Charlie Munger: The first $100,000 is probably the hardest part. Staying rational and significantly underspending your income helps, too.
If we were to do it over again, we’d do it pretty much the same way. The world hasn’t changed that much. We’d read everything in sight about businesses and industries we think we’d understand. And, working with far less capital, our investment universe would be far broader than it is currently.
There’s nothing different, in my view, about analyzing securities today vs. 50 years ago.
We formed our first partnership 50 years and two days ago, on May 4, 1956, with $105,000. If we were starting again, Charlie would say we shouldn’t be doing this, but if we were, we’d be investing in securities around the world. Charlie would say we couldn’t find 20, but we don’t need 20 – we only need a few that can pay off very big. We’d also be buying [stocks in] smaller companies.
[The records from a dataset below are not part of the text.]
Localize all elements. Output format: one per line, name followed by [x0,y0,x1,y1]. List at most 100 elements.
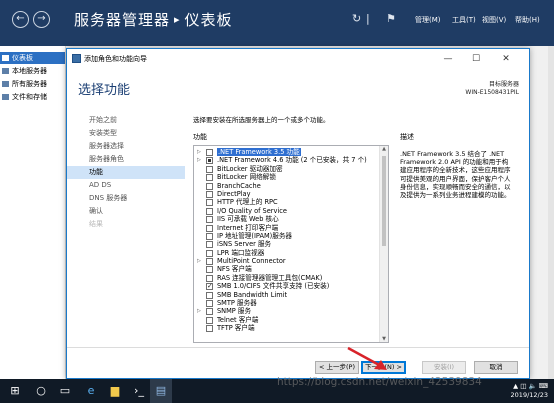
sidebar-item-dashboard[interactable]: 仪表板 [0,52,65,64]
feature-row[interactable]: SMB 1.0/CIFS 文件共享支持 (已安装) [194,282,380,291]
refresh-icon[interactable]: ↻ [352,12,361,25]
menu-manage[interactable]: 管理(M) [415,15,441,25]
feature-row[interactable]: BranchCache [194,182,380,190]
sidebar-item-label: 仪表板 [12,54,33,62]
feature-label: SNMP 服务 [217,307,252,316]
feature-checkbox[interactable] [206,157,213,165]
expand-arrow-icon[interactable]: ▷ [197,307,201,315]
feature-checkbox[interactable] [206,216,213,224]
feature-checkbox[interactable] [206,258,213,266]
internet-explorer-icon[interactable]: e [80,379,102,403]
menu-view[interactable]: 视图(V) [482,15,506,25]
close-button[interactable]: ✕ [496,52,516,66]
wizard-step[interactable]: AD DS [67,179,185,192]
scroll-down-icon[interactable]: ▼ [380,336,388,342]
sidebar-item-label: 文件和存储 [12,93,47,101]
task-view-icon[interactable]: ▭ [54,379,76,403]
wizard-step[interactable]: 服务器选择 [67,140,185,153]
feature-checkbox[interactable] [206,241,213,249]
feature-row[interactable]: LPR 端口监视器 [194,249,380,257]
feature-checkbox[interactable] [206,316,213,324]
feature-checkbox[interactable] [206,274,213,282]
back-arrow-icon[interactable]: ← [12,11,29,28]
feature-label: SMB Bandwidth Limit [217,290,288,299]
powershell-icon[interactable]: ›_ [128,379,150,403]
feature-checkbox[interactable] [206,249,213,257]
server-manager-taskbar-icon[interactable]: ▤ [150,379,172,403]
feature-row[interactable]: IIS 可承载 Web 核心 [194,215,380,224]
expand-arrow-icon[interactable]: ▷ [197,148,201,156]
feature-row[interactable]: SMB Bandwidth Limit [194,291,380,299]
forward-arrow-icon[interactable]: → [33,11,50,28]
dialog-titlebar[interactable]: 添加角色和功能向导 — ☐ ✕ [67,49,529,69]
cancel-button[interactable]: 取消 [474,361,518,374]
expand-arrow-icon[interactable]: ▷ [197,257,201,265]
feature-label: BranchCache [217,181,261,190]
tray-icons: ▲ ◫ 🔈 ⌨ [513,382,548,390]
features-scrollbar[interactable]: ▲ ▼ [379,146,388,342]
feature-checkbox[interactable] [206,174,213,182]
start-windows-icon[interactable]: ⊞ [4,379,26,403]
feature-row[interactable]: RAS 连接管理器管理工具包(CMAK) [194,274,380,282]
feature-row[interactable]: TFTP 客户端 [194,324,380,333]
feature-label: I/O Quality of Service [217,206,287,215]
feature-checkbox[interactable] [206,149,213,156]
feature-row[interactable]: NFS 客户端 [194,265,380,274]
menu-tools[interactable]: 工具(T) [452,15,476,25]
scroll-up-icon[interactable]: ▲ [380,146,388,152]
feature-row[interactable]: HTTP 代理上的 RPC [194,198,380,207]
minimize-button[interactable]: — [438,52,458,66]
feature-checkbox[interactable] [206,232,213,240]
feature-row[interactable]: I/O Quality of Service [194,207,380,215]
search-icon[interactable]: ○ [30,379,52,403]
feature-checkbox[interactable] [206,300,213,308]
sidebar-item-file-storage[interactable]: 文件和存储 [0,91,65,103]
feature-row[interactable]: iSNS Server 服务 [194,240,380,249]
feature-checkbox[interactable] [206,282,213,291]
server-manager-scrollbar[interactable] [548,46,554,379]
wizard-step[interactable]: 确认 [67,205,185,218]
feature-checkbox[interactable] [206,325,213,333]
feature-row[interactable]: ▷ SNMP 服务 [194,307,380,316]
maximize-button[interactable]: ☐ [466,52,486,66]
feature-description: .NET Framework 3.5 结合了 .NET Framework 2.… [400,150,511,200]
flag-icon[interactable]: ⚑ [386,12,396,25]
menu-help[interactable]: 帮助(H) [515,15,540,25]
feature-label: iSNS Server 服务 [217,240,272,249]
target-server-name: WIN-E1508431PIL [465,89,519,96]
breadcrumb-separator: ▸ [174,13,181,26]
wizard-step[interactable]: 功能 [67,166,185,179]
feature-row[interactable]: ▷ .NET Framework 4.6 功能 (2 个已安装，共 7 个) [194,156,380,165]
file-explorer-icon[interactable]: ▆ [104,379,126,403]
wizard-step[interactable]: DNS 服务器 [67,192,185,205]
tray-date: 2019/12/23 [510,391,548,399]
feature-row[interactable]: BitLocker 驱动器加密 [194,165,380,173]
wizard-step[interactable]: 安装类型 [67,127,185,140]
sidebar-item-local-server[interactable]: 本地服务器 [0,65,65,77]
feature-row[interactable]: Internet 打印客户端 [194,224,380,232]
install-button[interactable]: 安装(I) [422,361,466,374]
feature-checkbox[interactable] [206,224,213,232]
feature-checkbox[interactable] [206,182,213,190]
feature-checkbox[interactable] [206,199,213,207]
wizard-step: 结果 [89,220,103,228]
scroll-thumb[interactable] [382,156,386,246]
feature-label: Telnet 客户端 [217,315,259,324]
feature-checkbox[interactable] [206,266,213,274]
features-list-box: ▷ .NET Framework 3.5 功能 ▷ .NET Framework 4.… [193,145,389,343]
feature-checkbox[interactable] [206,165,213,173]
sidebar-item-all-servers[interactable]: 所有服务器 [0,78,65,90]
wizard-step[interactable]: 服务器角色 [67,153,185,166]
wizard-step[interactable]: 开始之前 [67,114,185,127]
feature-label: LPR 端口监视器 [217,248,265,257]
dialog-title: 添加角色和功能向导 [84,55,147,63]
app-title: 服务器管理器 [74,11,171,29]
feature-checkbox[interactable] [206,308,213,316]
expand-arrow-icon[interactable]: ▷ [197,156,201,164]
feature-checkbox[interactable] [206,291,213,299]
feature-row[interactable]: Telnet 客户端 [194,316,380,324]
feature-checkbox[interactable] [206,190,213,198]
feature-label: BitLocker 驱动器加密 [217,164,283,173]
feature-checkbox[interactable] [206,207,213,215]
feature-row[interactable]: BitLocker 网络解锁 [194,173,380,182]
If we were planning to buy [entire] businesses, we’d have a tough time. We’d have no reputation and only $1 million.
Charlie started out in real-estate development because with only a little capital, brain power and energy, you could magnify the returns in real estate unlike in other sectors.
I’d just do it one foot in front of the other over time. But the basic principles wouldn’t be different. If I’d been running a little partnership three years ago, I’d have started out 100% in Korea.
Munger: You should find something to invest in and then compare everything else against that. That’s your opportunity cost. That’s what you learn in freshman economics, even if it hasn’t made it into modern portfolio theory. That’s why modern portfolio theory is so asinine.
Buffett: It really is.
Munger: When Warren said he’d put 100% of his fund in Korea, maybe he wouldn’t quite do that, but pretty much. Most people won’t find a lot of great things [to invest in]. Instead, you’ll want to find a few things that are much better than anything else. Act on these.